Educators have the final say on which assignments students receive based on their assessment results.

Besides Clark County in Nevada, the districts that will pilot the program are three in California: Madera, Pajaro, and Glendale County.

Khan said the idea of combining NWEA’s assessments with his organization’s learning resources came in a casual conversation with an ed-tech investor friend who said that companies had been pitching him on “the Khan Academy narrative around personalization and differentiation.” That investor suggested Khan speak with NWEA about a possible partnership between the two non-profits. Khan was familiar with the MAP assessments because they had been used as a measurement tool in his organization’s previous efficacy studies. A week later Khan reached out to Minnich.

“We talked about how tests really aren’t going to move the needle for kids; tests themselves don’t teach kids anything,” said Minnich. “We’ve got to make connections.”

The two groups are interested in serving “the most marginalized students in America,” said Khan. “You could be Superman or Superwoman as a teacher, but when you have 30 to 35 kids and a lot of them have gaps from two, three or four years ago, there’s no way to address those gaps … that is not incredibly resource-intensive.”

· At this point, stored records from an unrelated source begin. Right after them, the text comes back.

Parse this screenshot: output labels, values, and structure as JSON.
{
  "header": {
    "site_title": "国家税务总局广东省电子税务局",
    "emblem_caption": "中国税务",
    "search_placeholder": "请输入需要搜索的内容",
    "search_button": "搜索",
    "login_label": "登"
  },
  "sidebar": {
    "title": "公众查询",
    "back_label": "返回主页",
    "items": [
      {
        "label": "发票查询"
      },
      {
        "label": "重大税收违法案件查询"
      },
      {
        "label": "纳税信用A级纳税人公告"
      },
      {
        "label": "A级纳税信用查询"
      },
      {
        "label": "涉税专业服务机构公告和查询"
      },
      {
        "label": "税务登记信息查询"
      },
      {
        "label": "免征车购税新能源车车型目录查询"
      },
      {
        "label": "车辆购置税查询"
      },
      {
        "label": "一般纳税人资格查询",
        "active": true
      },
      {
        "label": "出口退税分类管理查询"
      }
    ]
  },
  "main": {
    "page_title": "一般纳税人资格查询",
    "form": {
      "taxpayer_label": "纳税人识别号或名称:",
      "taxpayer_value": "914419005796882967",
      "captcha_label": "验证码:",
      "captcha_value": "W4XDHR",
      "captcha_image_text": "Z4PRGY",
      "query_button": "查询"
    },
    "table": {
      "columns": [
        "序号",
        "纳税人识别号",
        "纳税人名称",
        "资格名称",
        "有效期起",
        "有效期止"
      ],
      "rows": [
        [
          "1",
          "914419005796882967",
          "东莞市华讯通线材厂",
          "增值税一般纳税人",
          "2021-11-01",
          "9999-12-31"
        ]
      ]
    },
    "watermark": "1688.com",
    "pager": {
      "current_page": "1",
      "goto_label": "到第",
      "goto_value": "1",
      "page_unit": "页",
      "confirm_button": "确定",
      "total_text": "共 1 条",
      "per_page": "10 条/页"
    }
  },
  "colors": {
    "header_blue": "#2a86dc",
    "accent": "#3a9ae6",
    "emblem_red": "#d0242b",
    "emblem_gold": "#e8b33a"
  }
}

A focus on efficacy will drive the pilot, Khan said. “We want to be as transparent as possible. If it doesn’t work, I don’t want anyone using it,” he said. Their focus will be on, “How can we get better by looking at those efficacy results?”

Khan said he has had 70 percent of his 210-person organization working on the integration of Khan Academy resources with NWEA’s assessment indicators for the past year. “District rostering alone is very complex,” he said.

As for implementation, he believes that NWEA’s large district support and training staff will help teachers understand how they can implement the accelerator.